Racontées par Alain Rey, l'un des principaux créateurs des dictionnaires le Robert.

Avoir la Berlue

Racontées par Alain Rey, l'un des principaux créateurs des dictionnaires le Robert.

Ecrit par l'Ordissinaute Laurent Lacaille - 1

Madame de Sévigné annonce un jour à son cousin

Monsieur de Coulanges : « La chose la plus étonnante,
la plus surprenante, la plus merveilleuse, la plus triomphante,
la plus étourdissante, la plus inouïe... ; une chose enfin
qui se fera dimanche, où ceux qui la verront croiront avoir la berlue. »

Cette chose, c'est le mariage au Louvre de la Grande Mademoiselle,
cousine du Roi, avec le Duc de Lauzun, courtisan ambitieux
et sans scrupules .

Au-delà du carnet mondain de l'an 1670, on voit bien
qu'"avoir la berlue" va plus loin que "ne pas en croire ses
yeux".
On a oublié cette berlue, variante de bellue qui
désignait au Moyen Âge une fable, un discours merveilleux
et trompeur.
Le mot réapparaît au XVIe siècle en médecine.
On se plaignait alors de la berlue lorsqu'on était victime
de troubles de la vue déformant la réalité ou faisant
apparaître des mirages.

Il y a tant d'hypothèses savantes sur l'origine du mot
qu'on en a la berlue : berlue pourrait provenir d'un ancien
verbe, belluer, "éblouir, duper" mystérieux et où se cache
peut-être la lumière, lux en latin.
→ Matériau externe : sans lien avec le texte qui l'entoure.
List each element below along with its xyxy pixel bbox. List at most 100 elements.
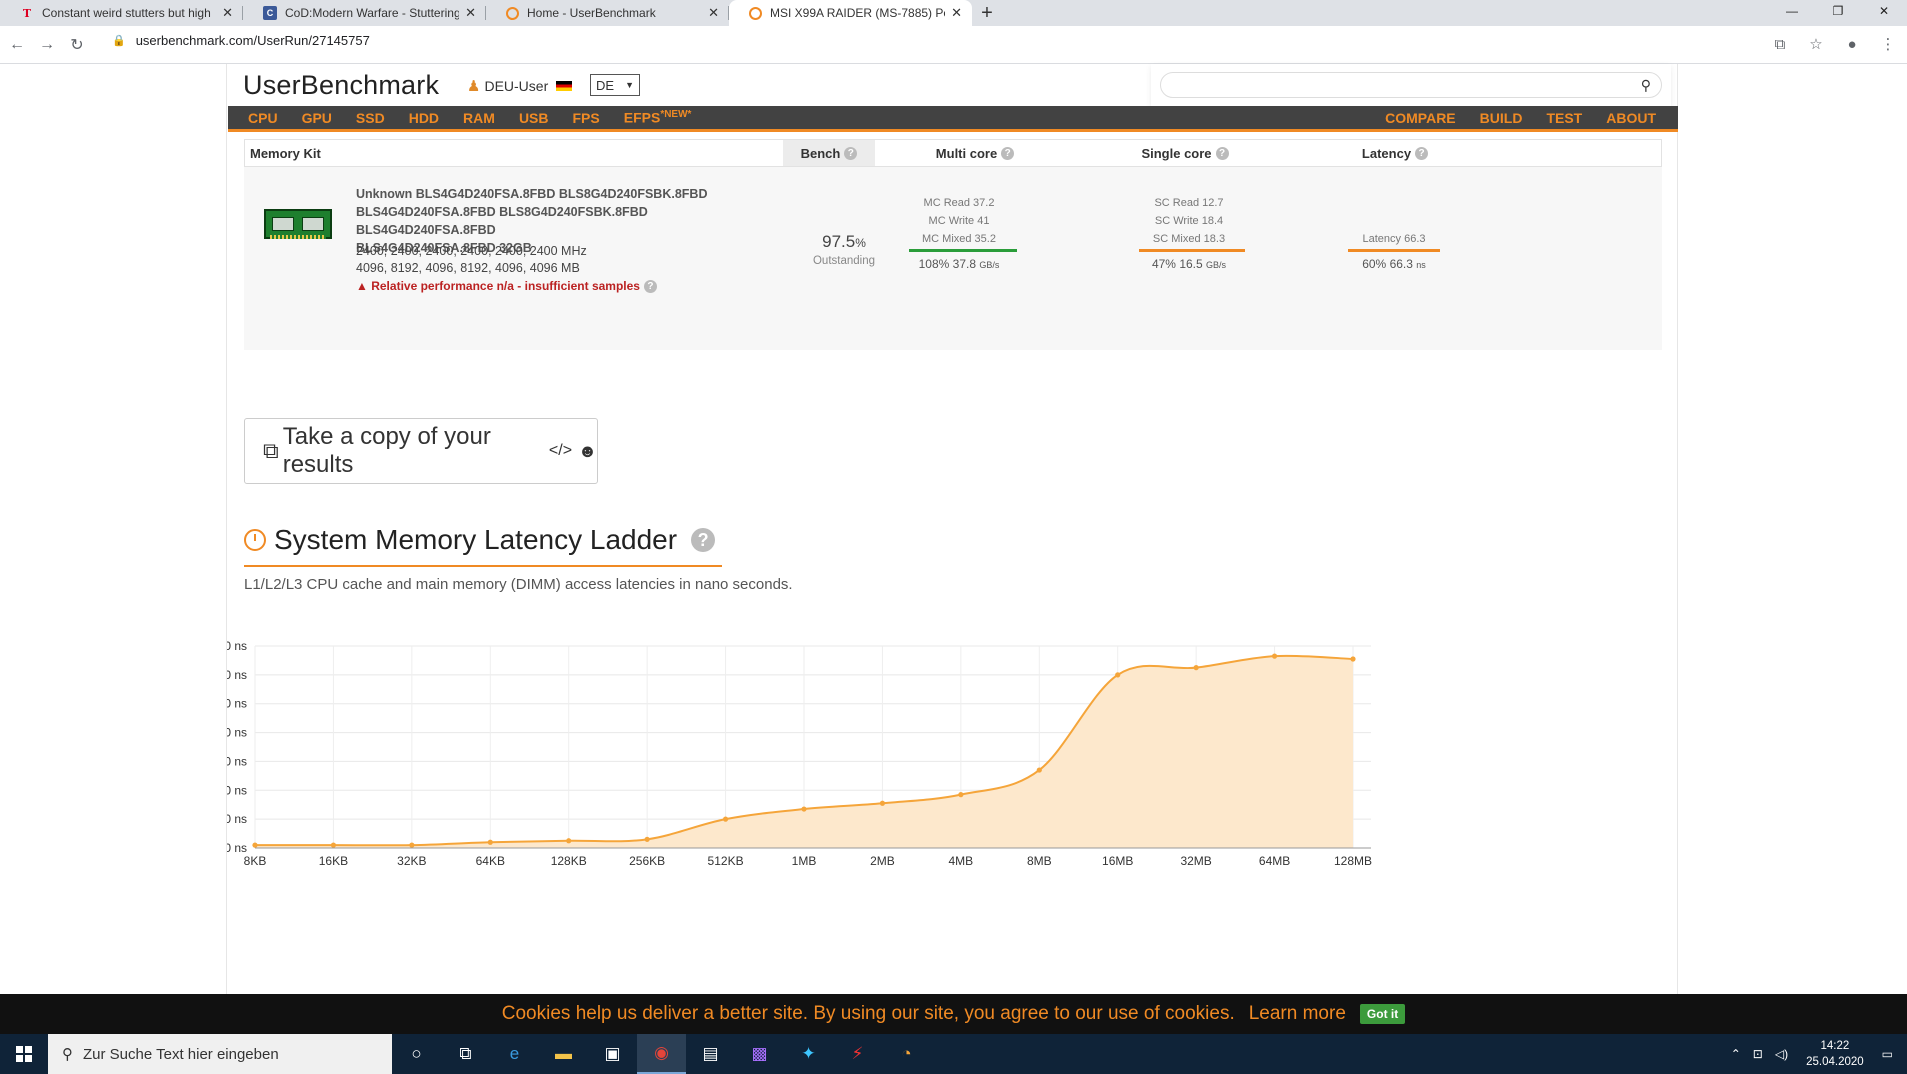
battlenet-icon[interactable]: ✦	[784, 1034, 833, 1074]
close-window-icon[interactable]: ✕	[1861, 0, 1907, 22]
metric-value: 16.5	[1179, 257, 1203, 271]
lock-icon: 🔒	[112, 35, 126, 47]
nav-test[interactable]: TEST	[1534, 110, 1594, 126]
restore-icon[interactable]: ❐	[1815, 0, 1861, 22]
header-label: Memory Kit	[250, 145, 321, 161]
browser-tab[interactable]: C CoD:Modern Warfare - Stuttering ✕	[243, 0, 486, 26]
metric-pct: 108%	[918, 257, 950, 271]
volume-icon[interactable]: ◁)	[1775, 1047, 1788, 1061]
data-point	[330, 842, 337, 848]
title-underline	[244, 565, 722, 567]
translate-icon[interactable]: ⧉	[1769, 33, 1791, 55]
forward-icon[interactable]: →	[34, 30, 60, 60]
browser-tab[interactable]: T Constant weird stutters but high ✕	[0, 0, 243, 26]
nav-fps[interactable]: FPS	[561, 110, 612, 126]
bolt-app-icon[interactable]: ⚡	[833, 1034, 882, 1074]
close-tab-icon[interactable]: ✕	[465, 5, 476, 21]
reload-icon[interactable]: ↻	[64, 30, 90, 60]
x-tick-label: 64KB	[476, 854, 505, 868]
user-badge[interactable]: ♟ DEU-User	[467, 77, 573, 95]
copy-results-button[interactable]: ⧉ Take a copy of your results </> ☻	[244, 418, 598, 484]
nav-compare[interactable]: COMPARE	[1373, 110, 1468, 126]
back-icon[interactable]: ←	[4, 30, 30, 60]
nav-usb[interactable]: USB	[507, 110, 561, 126]
nav-build[interactable]: BUILD	[1468, 110, 1535, 126]
browser-tab-bar: T Constant weird stutters but high ✕ C C…	[0, 0, 1907, 26]
browser-tab[interactable]: Home - UserBenchmark ✕	[486, 0, 729, 26]
userbenchmark-icon[interactable]: ◔	[882, 1034, 931, 1074]
got-it-button[interactable]: Got it	[1359, 1004, 1406, 1024]
taskbar-search-input[interactable]: ⚲ Zur Suche Text hier eingeben	[48, 1034, 392, 1074]
x-tick-label: 16KB	[319, 854, 348, 868]
y-tick-label: 40 ns	[227, 726, 247, 740]
taskbar-clock[interactable]: 14:22 25.04.2020	[1806, 1038, 1864, 1070]
nav-cpu[interactable]: CPU	[228, 110, 290, 126]
search-input[interactable]: ⚲	[1160, 72, 1662, 98]
edge-icon[interactable]: e	[490, 1034, 539, 1074]
store-icon[interactable]: ▣	[588, 1034, 637, 1074]
network-icon[interactable]: ⊡	[1753, 1047, 1763, 1061]
tab-favicon-icon	[506, 6, 519, 20]
code-icon[interactable]: </>	[549, 442, 572, 460]
start-button[interactable]	[0, 1034, 48, 1074]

Ce dont on est sûr, c'est
que "berlue" est à l'origine d'un mot bien connu, éberlué,
synonyme d'ébahi et de stupéfait.
On peut regretter
l'oubli d'une autre expression, "avoir la berlue pour quelqu'un" ,
"être ébloui par quelqu'un, en être épris".

Toujours est-il que Madame de Sévigné, au lieu d'avoir
la berlue, est finalement "tombée du haut des nues"
,car l'ambitieux Duc de Lauzun n'épousa pas Mademoiselle
de Montpensier, sur interdiction formelle de Sa Majesté
Louis XIV.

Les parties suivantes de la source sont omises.